Was die Unterschutzstellung für die Eigentümer, die ihre Bedenken dieser Tage einreichen konnten, bedeutet? Fluch und Segen zugleich, könnte man sagen. Zum einen werden sie noch stärker eingeschränkt, was bauliche oder nutzungsbedingte Veränderungen betrifft. Zum andern sieht das Landesgesetzt sogar vor, dass diese Denkmale neben Schutz, Pflege und Erhalt sowie wissenschaftlicher Erforschung auch „im Rahmen des Zumutbaren der Öffentlichkeit zugänglich gemacht werden“ sollen. Zudem sollten sie möglichst mit Informationsschildern versehen werden. Auch kann – aber das ist eine Seltenheit – eine Enteignung vorgenommen werden. Immerhin: Wer Eigentümer eines Baudenkmals ist, der kann bei Unterhalt und Investitionen auf staatliche Zuschüsse – bis zu 30 Prozent der Gesamtaufwendungen – hoffen und profitiert von steuerlichen Erleichterungen.

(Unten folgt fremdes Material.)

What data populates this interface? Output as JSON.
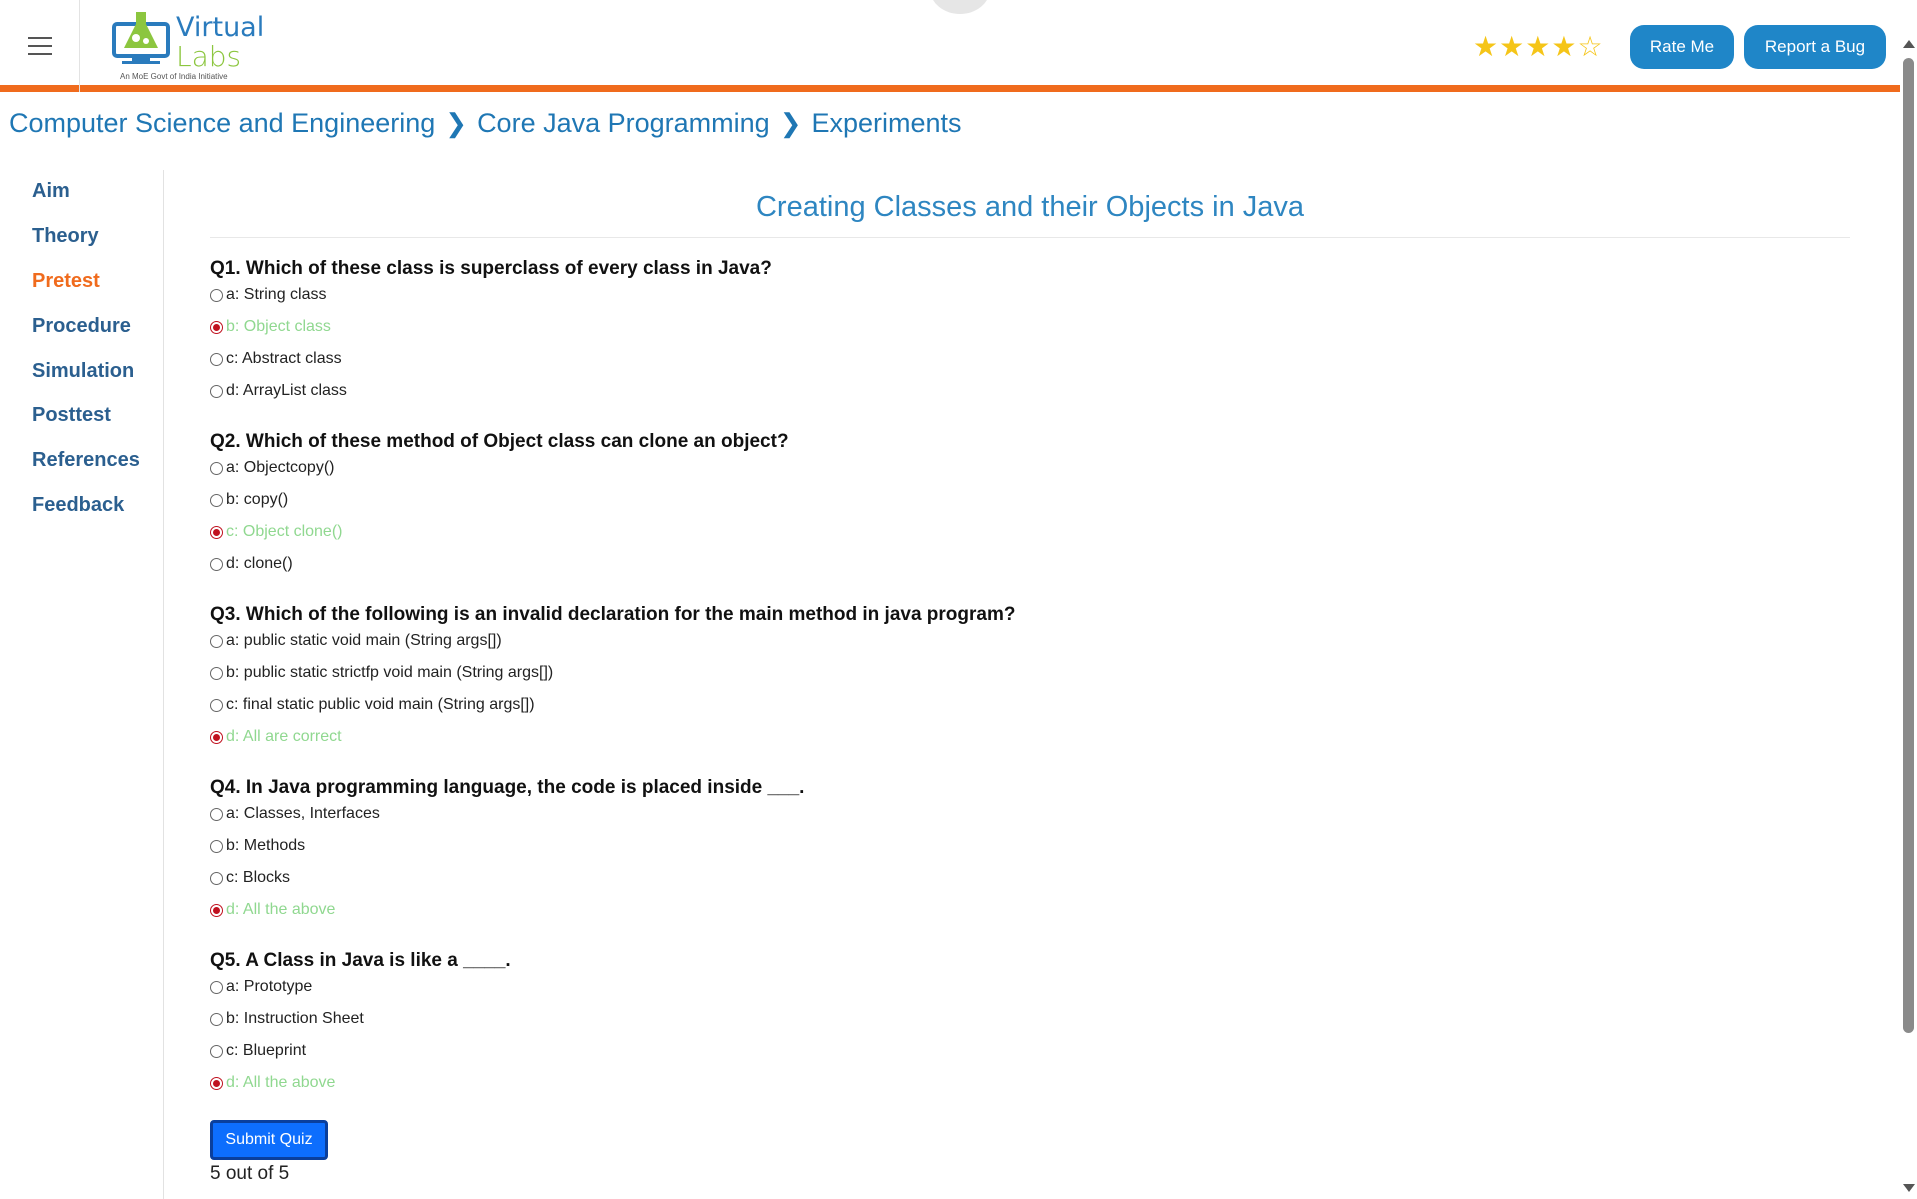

Für die Leeraner und die Gäste von außerhalb ist der Schritt des Landesamtes so oder so ein Gewinn. Denn selbst, wenn ein Kleemann-Bunker 2.0 gesellschaftlich heute ebenso wie damals nicht im Ansatz mehrheitsfähig wäre, stellt es rechtlich sicher, dass kein Schindluder mehr betrieben werden darf. Und das ist gut so. Wichtig wird es sein, dass das Wohnen – und auch Arbeiten – in dem Quartier in Hafennähe weiter attraktiv bleibt. Denn nur wenn Denkmal nicht gleich Museum bedeutet, bleibt Leer lebendig, schön und attraktiv.